Losing a promissory note changes the lender’s process for demanding repayment on a loan, but it does not relieve the borrower from having to pay the money back. Nor should it cancel the lender’s security for the loan, even if the lender acquired its interest after the note was lost. To the extent the current practice in Massachusetts may tend to accept otherwise, local practitioners should re-examine the analysis. The borrower remains obliged to repay his debt even if the note is missing. Massachusetts lenders should not have to lose their mortgage over a lost note.


* This article is not intended as and should not be considered legal advice.

[1] 25 LCR 400 (2017).

[2] See, e.g.Eaton v. Fannie Mae, 462 Mass. 569, 576 (2012).

[3] Id. at 576-77.

[4] See ALM GL ch. 183, § 21.

[5] Eaton, 462 Mass. 569 at 571.

[6] Id., n.2 (emphasis added) (cleaned up).

[7] See ALM GL ch. 106, § 3-104.

[8] Id., § 3-301.

[9] Id., § 3-309.

[10] See, e.g., Joslin v. Robinson, 977 F. Supp. 491 (D.D.C. 1997).

[11] Id. at 495.

[12] See, e.g., Zullo, 25 LCR at 404.

[13] See ALM GL ch. 106, § 3-309.

[14] See Zullo, 25 LCR at 407.

[15] Id. at 404.

[16] Id. at 404-06.

[17] Id. at 404, 406 n.2.

[18] Id., 462 Mass. at 571 n.2.

[19] Id.

[20] Id. at 584 (emphasis added).

[21] Id. at 578 n.11 (harmonizing on-point Massachusetts case law through “the general principle . . . that a mortgage ultimately depends on the underlying debt for its enforceability”) (emphasis added).

[22] Id. at 571 n.2 (emphasis added) (cleaned up).

[23] ALM GL ch. 106, § 3-203, cmt. 1.

[24] Id.

[25] ALM GL ch. 106, § 3-301.

[26] Compare Eaton, 462 Mass. at 517 n.2 with ALM GL ch. 106, § 3-203, cmt. 1.

[27] See, e.g., Wash.

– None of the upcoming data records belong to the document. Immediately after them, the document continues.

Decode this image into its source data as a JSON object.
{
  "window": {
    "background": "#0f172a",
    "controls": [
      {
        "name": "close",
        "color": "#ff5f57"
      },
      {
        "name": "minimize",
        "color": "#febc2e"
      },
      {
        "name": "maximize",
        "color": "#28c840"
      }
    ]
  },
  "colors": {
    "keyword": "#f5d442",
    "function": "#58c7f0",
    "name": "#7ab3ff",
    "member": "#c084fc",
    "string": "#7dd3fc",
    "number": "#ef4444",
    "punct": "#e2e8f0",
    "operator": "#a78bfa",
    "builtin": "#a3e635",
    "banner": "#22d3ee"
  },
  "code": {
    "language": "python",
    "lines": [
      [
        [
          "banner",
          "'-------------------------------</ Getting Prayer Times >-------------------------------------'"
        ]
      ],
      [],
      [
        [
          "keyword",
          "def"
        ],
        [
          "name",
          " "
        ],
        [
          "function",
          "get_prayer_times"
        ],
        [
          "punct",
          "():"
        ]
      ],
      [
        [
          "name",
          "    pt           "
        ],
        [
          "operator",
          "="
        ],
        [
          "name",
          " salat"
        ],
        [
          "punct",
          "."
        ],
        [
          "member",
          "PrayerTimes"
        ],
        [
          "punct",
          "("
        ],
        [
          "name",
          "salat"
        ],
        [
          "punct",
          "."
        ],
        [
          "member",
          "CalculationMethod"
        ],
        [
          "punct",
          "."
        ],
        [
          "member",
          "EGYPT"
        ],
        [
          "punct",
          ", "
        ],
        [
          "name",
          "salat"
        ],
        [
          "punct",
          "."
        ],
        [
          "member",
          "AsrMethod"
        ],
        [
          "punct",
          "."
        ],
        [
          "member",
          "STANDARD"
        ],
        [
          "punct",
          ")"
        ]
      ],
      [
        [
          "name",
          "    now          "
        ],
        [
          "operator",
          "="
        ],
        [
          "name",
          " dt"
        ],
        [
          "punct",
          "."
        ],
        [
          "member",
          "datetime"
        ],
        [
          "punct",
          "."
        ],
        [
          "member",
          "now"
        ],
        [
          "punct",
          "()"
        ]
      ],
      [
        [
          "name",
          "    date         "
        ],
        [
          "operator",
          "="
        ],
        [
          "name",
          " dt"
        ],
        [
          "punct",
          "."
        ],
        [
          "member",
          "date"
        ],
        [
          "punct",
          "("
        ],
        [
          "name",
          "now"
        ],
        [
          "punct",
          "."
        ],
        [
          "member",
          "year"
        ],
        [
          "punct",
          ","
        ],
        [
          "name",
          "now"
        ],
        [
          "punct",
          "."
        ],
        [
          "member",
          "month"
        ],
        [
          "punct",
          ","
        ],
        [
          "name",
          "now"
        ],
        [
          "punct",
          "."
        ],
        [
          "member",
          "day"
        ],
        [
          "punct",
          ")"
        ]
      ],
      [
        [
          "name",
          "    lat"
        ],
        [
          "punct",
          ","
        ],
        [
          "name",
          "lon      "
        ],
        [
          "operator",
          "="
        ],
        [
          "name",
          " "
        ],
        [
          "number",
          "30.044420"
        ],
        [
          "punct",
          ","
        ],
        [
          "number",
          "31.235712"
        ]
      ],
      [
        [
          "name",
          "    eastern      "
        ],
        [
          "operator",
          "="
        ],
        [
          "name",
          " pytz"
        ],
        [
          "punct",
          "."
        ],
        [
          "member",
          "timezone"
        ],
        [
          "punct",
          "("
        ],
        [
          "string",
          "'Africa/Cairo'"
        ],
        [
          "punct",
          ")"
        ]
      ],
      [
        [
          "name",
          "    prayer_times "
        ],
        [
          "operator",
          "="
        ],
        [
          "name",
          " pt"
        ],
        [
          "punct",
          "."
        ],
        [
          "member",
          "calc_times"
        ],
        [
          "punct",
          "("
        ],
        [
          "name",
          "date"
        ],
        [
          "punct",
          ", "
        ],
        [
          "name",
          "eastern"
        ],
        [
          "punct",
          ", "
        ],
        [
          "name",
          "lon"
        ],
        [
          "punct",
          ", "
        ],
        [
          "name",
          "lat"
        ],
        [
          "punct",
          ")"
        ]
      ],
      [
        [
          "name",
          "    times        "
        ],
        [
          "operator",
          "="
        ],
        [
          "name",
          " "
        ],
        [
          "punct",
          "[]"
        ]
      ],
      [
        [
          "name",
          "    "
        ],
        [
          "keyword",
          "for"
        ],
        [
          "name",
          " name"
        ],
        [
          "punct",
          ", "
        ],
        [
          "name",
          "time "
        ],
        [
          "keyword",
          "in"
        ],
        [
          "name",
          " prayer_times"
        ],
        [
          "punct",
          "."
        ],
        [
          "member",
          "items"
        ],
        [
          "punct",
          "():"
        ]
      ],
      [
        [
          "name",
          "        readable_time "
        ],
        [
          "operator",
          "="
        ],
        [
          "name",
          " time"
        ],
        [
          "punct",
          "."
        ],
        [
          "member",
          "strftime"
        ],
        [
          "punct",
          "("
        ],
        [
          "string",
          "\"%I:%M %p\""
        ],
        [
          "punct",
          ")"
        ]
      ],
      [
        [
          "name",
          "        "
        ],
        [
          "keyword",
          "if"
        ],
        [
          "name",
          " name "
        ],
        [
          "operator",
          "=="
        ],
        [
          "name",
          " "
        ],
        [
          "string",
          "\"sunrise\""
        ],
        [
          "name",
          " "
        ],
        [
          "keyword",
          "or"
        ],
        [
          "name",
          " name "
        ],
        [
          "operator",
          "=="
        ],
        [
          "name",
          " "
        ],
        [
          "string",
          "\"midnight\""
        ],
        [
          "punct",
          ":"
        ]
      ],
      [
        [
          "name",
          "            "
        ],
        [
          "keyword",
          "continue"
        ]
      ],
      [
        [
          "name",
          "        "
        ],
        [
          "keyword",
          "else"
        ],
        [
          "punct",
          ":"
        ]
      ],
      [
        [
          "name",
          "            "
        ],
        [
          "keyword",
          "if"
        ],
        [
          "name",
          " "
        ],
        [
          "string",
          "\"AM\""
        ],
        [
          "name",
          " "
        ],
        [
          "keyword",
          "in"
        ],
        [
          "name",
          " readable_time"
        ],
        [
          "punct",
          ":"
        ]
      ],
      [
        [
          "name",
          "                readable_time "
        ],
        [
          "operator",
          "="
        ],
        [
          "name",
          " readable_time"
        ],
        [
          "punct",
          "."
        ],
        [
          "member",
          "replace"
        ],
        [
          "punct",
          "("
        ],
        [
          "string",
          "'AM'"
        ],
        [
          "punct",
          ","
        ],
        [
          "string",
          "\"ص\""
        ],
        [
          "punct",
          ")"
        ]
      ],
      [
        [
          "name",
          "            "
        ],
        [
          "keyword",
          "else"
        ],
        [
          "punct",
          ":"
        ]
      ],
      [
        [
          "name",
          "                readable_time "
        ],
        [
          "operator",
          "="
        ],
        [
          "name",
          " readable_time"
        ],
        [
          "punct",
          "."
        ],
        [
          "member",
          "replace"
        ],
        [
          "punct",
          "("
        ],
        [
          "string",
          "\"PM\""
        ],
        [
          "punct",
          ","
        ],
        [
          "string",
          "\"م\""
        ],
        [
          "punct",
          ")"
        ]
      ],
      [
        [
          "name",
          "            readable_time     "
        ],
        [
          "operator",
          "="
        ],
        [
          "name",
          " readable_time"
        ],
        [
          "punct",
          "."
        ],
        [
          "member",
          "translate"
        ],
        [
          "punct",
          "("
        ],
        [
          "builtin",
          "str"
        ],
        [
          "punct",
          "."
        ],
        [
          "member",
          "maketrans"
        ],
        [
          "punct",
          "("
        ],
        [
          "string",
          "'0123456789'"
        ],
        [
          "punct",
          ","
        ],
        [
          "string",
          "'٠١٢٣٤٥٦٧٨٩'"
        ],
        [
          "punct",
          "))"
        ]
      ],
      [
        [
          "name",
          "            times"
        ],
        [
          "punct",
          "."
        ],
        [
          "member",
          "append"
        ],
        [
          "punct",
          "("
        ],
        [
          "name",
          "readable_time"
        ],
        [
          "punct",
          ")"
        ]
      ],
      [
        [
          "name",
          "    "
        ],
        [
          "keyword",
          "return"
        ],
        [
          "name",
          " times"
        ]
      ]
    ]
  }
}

Mut. v. DeMello, 14 LCR 374, 376 (Mass. 2006) (“A moral obligation to pay the debt survives the [bankruptcy] discharge.”) (quoting Groden v. Kelley, 382 Mass. 333, 336 (1981)); Wexler v. Davis, 286 Mass. 142, 144 (1934) (acknowledging the “moral[ ] obligation” to repay a debt even when “[t]he remedy upon the debt . . . is at an end.”).

[28] 97 Mass. App. Ct. 12, 128-29 (2020).

[30] Available at: https://singlefamily.fanniemae.com/media/document/doc/massachusetts-security-instrument-form-3022-word.

[31] No. 18 SBQ 15269 05-100, 2020 Mass LCR LEXIS 195 *15 (Oct. 27, 2020).

[32] Cf. Duplessis v. Wells Fargo, 16-P-1040, 2017 Mass. App. Unpub. LEXIS 586 *5-*6 (May 30, 2017) (“A mortgage is not a negotiable instrument, and is not a note . . . Article 3 of the UCC, as adopted in Massachusetts, does not govern mortgages.”).

[33] See, e.g.Eaton, 462 Mass. at 583-84.

[34] See Eaton, 462 Mass. at 571 n.2; ALM GL ch. 106, § 3-203, cmt. 1.

[35] See, e.g., ALM GL ch. 106, §§ 3-203, cmt. 1; 3-301.

[36] Eaton, 462 Mass. at 577 n.10.

[37] ALM GL ch. 106, § 3-203, cmt. 1; Eaton, 462 Mass. at 571 n.2.

[38] See Eaton, 462 Mass. at 571 n.2.